The forecasts are grim, but the oil patch is rarely predictable
HERE AT ALBERTA OIL, WE’RE ENTERING
the New Year with a new editor and likely a new era of turbulence in energy prices.
There’s a joke that energy analysts spend half their time predicting what will happen, and the other half explaining why what they said would happen, didn’t. To be fair, they live in a world of unknowns and unknowables, from wars and revolutions to weather and revolutionary technologies.
In my nearly two decades’ experience as an oil and gas journalist, I’ve learned that the only predictable thing about oil prices is that they are unpredictable.
I was living in Mexico in 1999 when the price of oil crashed to $10 a barrel, and The Economist said at the time that if the Persian Gulf states boosted production any further, it would hit $5 a barrel.
By 2005 I was working in Dubai when some economists claimed the sky-high oil price would tip the global economy into recession, triggering an oil price collapse. Hurricane Katrina was raging across the Gulf of Mexico and the record price that had them frightened was $70 a barrel.
Instead, by 2008 the price had doubled and Goldman Sachs analysts talked about $200 barrels within two years. (In 2015 the same bank said the price might drop to $20 a barrel in 2016).
At one OPEC conference I actually saw the price of oil drop when the cartel announced it was cutting production. Traders didn’t believe OPEC members would stick to their quotas.
It’s not just prices that are hard to predict. Earlier in the decade I read a market analysis research note about oil producing countries inflating their reserves figures – it sarcastically said Canada had massively boosted its reserves by “renaming tar as oil,” and dismissed Albertan crude as having no potential impact on markets.
As I watched Qatar building the world’s largest LNG plants, no one knew that Doha would soon face two very different kinds of revolutions: one in the Middle East and the other in North America’s shales. One fueled the fear factor, and the other made Qatar Petroleum and ExxonMobil pivot to export LNG from their Texan terminal, which was initially built to import it.
Alberta’s oil price fortunes are, of course, tied to oil pipelines. And they aren’t proving to be any more predictable. There is fierce opposition to every pipeline project proposal in Canada right now, and the Keystone XL’s fate hangs on a U.S. presidential election – and worse still, on a Republican Party that can only be described as volatile at best.

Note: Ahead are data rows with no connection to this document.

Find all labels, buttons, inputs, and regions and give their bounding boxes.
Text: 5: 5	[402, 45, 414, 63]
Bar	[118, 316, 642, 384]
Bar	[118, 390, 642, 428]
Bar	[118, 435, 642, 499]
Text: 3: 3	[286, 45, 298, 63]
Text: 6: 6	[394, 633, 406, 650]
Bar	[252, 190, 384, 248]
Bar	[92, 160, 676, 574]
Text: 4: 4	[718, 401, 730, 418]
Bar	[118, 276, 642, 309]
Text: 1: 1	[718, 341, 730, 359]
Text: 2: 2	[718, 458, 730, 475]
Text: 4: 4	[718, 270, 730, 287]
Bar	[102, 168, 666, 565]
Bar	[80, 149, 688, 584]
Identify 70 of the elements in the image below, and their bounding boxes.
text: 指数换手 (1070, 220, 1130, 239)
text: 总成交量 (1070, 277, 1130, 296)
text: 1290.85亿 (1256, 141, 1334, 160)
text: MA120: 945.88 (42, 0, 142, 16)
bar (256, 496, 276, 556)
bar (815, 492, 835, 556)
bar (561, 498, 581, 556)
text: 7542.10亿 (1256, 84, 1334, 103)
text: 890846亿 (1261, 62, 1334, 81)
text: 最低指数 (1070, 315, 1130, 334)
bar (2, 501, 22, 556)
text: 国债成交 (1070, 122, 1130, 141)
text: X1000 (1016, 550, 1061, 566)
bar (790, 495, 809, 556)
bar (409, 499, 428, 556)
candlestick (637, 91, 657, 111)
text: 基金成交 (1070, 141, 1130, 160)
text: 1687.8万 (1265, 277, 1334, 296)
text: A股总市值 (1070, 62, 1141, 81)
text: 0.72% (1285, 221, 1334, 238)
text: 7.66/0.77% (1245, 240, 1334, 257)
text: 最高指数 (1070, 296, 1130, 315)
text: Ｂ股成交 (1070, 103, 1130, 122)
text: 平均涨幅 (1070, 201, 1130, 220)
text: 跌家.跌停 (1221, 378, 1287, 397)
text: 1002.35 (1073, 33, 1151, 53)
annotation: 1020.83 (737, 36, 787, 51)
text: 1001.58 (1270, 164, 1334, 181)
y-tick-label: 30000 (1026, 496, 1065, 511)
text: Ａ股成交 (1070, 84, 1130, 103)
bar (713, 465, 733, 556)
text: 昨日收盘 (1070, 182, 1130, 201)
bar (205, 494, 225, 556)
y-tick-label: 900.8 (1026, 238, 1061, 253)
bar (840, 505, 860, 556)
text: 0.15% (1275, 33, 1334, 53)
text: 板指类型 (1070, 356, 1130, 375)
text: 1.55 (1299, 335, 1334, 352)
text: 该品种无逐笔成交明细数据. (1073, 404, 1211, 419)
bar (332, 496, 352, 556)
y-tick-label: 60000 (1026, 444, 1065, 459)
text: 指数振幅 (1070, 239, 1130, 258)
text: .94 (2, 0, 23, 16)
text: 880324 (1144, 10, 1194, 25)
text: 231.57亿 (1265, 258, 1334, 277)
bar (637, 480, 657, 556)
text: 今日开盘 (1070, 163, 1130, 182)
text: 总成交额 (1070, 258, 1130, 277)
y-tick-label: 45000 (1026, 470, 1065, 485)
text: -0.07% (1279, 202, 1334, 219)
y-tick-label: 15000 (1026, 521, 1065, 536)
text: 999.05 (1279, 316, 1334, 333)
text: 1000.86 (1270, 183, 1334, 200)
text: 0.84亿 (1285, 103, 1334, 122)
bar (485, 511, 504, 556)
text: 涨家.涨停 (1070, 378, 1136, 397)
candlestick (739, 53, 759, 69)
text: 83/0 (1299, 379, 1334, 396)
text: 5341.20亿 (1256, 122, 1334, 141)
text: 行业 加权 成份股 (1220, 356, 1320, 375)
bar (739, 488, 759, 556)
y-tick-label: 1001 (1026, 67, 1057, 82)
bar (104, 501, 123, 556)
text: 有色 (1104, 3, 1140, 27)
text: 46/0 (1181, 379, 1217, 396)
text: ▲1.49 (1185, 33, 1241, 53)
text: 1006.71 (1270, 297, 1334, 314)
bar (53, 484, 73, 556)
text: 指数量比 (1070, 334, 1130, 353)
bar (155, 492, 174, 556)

In Alberta, as a director of the Leduc #1 Energy Discovery Centre, I’ve learned from veteran oilmen and women how the astounding expertise, innovation and creativity deployed in the province’s oil patch makes it so resilient. They have lived through more booms and busts than I have. These veterans, and the slump-surfing executives featured in our 2016 C-Suite Energy Executive Awards, represent what’s great about Alberta’s oil industry. As the editor of Canada’s best energy magazine, I proudly carry Alberta Oil’s torch into this New Year and into our exciting future.